EDUCATED by Tara Westover

Tara Westover has an upbringing ideal for the dinner party anecdote.  Her family are Mormons so Mormon that other Mormons think they have gone off the edge.  The first very dubious sign is when the father decides, based on a line in Isaiah, that milk is evil, so they all have to eat their cereal with molasses.  It’s all downhill from there.  He gradually pulls the children out of school, till by the time it is Tara’s turn (she is the youngest) she doesn’t get to go at all, and her ‘homeschooling’ curriculum is 100% to do with how to work in a scrapyard without safety equipment.  Her father does not believe they need safety equipment, because they are under the Lord’s protection.  The same logic apparently holds after a major car accident, in which her mother incurs what appears to be brain damage.  She is treated not at a hospital but in their own basement, where the medicine is lying in the dark.  Eventually she emerges, allegedly not that much different, except for the occasional inability to tell her children apart. 
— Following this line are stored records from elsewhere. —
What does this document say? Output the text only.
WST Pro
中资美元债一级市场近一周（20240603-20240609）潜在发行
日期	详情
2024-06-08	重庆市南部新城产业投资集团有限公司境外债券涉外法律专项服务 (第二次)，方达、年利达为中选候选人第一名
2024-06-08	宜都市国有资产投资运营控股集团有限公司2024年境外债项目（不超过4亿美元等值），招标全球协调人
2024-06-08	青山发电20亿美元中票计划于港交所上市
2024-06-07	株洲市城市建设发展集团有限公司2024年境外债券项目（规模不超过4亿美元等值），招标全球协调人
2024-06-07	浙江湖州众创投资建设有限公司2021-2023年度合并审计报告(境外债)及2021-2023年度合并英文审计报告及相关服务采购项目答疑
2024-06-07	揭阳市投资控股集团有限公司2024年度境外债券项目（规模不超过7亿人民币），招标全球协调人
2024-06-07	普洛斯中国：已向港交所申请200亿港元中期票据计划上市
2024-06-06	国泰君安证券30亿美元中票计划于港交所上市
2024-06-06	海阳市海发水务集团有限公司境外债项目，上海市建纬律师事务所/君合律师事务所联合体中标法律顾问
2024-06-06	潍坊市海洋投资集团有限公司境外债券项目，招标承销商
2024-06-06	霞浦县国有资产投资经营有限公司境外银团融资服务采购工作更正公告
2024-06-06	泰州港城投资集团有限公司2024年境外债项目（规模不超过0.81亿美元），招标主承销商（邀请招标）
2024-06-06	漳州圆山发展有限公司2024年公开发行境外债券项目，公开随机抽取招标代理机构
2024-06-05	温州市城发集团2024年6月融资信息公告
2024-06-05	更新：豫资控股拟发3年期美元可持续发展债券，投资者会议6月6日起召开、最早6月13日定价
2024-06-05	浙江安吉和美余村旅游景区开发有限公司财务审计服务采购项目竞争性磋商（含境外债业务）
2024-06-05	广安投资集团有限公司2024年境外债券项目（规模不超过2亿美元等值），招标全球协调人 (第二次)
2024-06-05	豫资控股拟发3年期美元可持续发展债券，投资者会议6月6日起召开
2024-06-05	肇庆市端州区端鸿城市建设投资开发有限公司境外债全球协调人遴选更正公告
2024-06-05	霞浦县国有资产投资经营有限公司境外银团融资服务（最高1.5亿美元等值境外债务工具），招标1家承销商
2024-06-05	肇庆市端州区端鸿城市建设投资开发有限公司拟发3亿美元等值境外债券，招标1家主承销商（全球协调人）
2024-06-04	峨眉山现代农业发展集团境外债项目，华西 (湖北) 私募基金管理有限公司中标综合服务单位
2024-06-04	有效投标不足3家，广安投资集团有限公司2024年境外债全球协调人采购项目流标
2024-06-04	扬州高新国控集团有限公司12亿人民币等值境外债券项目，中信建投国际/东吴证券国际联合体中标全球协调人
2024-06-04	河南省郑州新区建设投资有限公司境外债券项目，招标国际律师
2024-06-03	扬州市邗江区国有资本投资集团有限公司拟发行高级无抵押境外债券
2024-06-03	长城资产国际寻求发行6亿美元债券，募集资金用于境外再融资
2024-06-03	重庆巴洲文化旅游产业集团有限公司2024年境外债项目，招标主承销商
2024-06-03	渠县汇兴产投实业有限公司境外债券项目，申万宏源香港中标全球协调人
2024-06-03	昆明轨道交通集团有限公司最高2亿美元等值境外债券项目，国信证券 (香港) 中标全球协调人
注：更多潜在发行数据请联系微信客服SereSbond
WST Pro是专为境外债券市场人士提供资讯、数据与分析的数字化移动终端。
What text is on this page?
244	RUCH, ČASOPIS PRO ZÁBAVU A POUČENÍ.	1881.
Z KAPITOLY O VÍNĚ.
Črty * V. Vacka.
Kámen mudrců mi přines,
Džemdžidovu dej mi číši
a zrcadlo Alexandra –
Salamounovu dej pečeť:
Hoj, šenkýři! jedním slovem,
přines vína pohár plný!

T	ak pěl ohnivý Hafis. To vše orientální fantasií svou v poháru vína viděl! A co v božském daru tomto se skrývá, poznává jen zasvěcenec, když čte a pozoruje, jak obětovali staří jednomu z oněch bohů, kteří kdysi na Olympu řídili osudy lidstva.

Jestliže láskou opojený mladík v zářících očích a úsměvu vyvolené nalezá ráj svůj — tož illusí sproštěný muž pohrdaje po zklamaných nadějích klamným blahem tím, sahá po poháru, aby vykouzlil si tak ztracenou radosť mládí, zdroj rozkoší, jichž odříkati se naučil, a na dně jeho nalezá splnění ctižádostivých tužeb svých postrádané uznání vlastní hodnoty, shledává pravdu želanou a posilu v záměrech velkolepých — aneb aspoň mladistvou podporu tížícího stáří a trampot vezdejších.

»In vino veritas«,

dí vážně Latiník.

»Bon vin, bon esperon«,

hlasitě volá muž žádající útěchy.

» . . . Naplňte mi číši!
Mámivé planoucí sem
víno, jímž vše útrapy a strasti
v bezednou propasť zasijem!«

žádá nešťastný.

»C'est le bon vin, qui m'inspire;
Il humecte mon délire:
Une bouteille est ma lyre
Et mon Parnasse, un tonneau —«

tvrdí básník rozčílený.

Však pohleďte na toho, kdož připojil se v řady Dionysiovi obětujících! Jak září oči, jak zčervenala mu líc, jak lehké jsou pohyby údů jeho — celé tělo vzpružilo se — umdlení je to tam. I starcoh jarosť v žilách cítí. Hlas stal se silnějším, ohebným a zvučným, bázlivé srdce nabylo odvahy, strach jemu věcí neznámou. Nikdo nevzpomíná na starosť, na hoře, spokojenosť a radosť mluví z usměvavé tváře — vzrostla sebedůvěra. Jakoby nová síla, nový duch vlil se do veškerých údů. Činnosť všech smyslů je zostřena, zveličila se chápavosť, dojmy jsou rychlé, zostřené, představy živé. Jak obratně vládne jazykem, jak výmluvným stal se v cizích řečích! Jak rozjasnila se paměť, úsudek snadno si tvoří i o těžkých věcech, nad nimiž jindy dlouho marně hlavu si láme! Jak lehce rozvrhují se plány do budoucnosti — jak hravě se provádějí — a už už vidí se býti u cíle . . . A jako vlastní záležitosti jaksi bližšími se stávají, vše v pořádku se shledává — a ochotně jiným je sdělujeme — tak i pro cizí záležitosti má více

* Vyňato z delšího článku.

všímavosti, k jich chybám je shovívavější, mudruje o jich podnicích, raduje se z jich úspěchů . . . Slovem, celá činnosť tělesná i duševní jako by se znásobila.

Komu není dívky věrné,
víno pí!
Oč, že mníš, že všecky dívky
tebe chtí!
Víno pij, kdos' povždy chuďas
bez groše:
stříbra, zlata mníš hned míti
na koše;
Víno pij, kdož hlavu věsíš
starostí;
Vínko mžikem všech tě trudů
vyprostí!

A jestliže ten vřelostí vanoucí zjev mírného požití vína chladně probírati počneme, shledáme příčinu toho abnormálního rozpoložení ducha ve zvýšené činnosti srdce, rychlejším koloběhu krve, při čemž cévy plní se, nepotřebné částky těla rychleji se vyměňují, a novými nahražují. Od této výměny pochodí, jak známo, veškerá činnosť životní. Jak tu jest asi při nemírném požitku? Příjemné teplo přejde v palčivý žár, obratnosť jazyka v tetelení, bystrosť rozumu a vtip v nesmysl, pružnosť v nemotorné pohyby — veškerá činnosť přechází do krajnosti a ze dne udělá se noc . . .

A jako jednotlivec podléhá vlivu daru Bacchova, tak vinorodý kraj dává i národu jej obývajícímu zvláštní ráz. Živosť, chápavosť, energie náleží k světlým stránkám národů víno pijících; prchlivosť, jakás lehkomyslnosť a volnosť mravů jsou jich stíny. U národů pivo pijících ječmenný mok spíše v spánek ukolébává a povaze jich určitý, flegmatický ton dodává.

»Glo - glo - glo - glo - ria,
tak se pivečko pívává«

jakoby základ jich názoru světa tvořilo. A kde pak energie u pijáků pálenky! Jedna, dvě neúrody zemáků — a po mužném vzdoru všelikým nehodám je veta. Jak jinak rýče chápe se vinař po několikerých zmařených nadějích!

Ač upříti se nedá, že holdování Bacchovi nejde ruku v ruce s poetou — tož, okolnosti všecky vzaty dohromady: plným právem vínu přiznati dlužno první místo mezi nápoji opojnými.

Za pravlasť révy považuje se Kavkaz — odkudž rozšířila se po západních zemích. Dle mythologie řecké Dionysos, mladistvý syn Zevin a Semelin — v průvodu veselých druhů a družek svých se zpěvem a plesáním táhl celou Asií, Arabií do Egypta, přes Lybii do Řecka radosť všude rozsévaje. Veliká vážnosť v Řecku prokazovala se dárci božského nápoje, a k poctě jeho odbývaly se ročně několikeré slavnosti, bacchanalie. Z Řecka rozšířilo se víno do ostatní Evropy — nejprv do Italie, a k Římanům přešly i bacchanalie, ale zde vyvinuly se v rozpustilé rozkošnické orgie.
One of Tara’s older siblings decides he wants to go to high school, and is allowed to enroll and eventually goes to University.  Tara is inspired also, and while she does not go to school, she teaches herself enough to get into the big Mormon school, Brigham Young.  This is a bigger achievement than it sounds; though she can read, she has had little access to books other than nineteenth century Mormon prophecy.  Scale of her ignorance is shown by the fact that she has never heard of the Holocaust before it comes up in Art History class.   From here the book follows the classic arc of the poor kid makes good, with Tara going on to Cambridge and to Harvard. 

Oddly however, interesting as the above triumph-over-unusual-personal-circumstance was, what was more interesting to me was Tara’s struggle with whether or not she even wanted to triumph.  While her parents don’t object to her going to school, and even are proud of her for it, they don’t actually want her to learn anything there.  Or get vaccinated, for example; or wear a tank top; or question whether or not her brother should beat his wife.    The relationship with her family eventually breaks down, and her father sincerely offers her a way back in if only she will agree with everything he thinks.  Tara has to make a terrible decision between her own mind and her family.  She choose her mind.

For me, this is clearly a mistake.  Just lie!  But somehow she feels she can’t do that; and so the book is rather bittersweet, and I think therein lies its power.  It’s a bestseller, which I think is partly down to the fun of rubbernecking survivalists (who can resist?) but in larger part down to its odd divided nature, as an elegy to something the author is glad to have lost.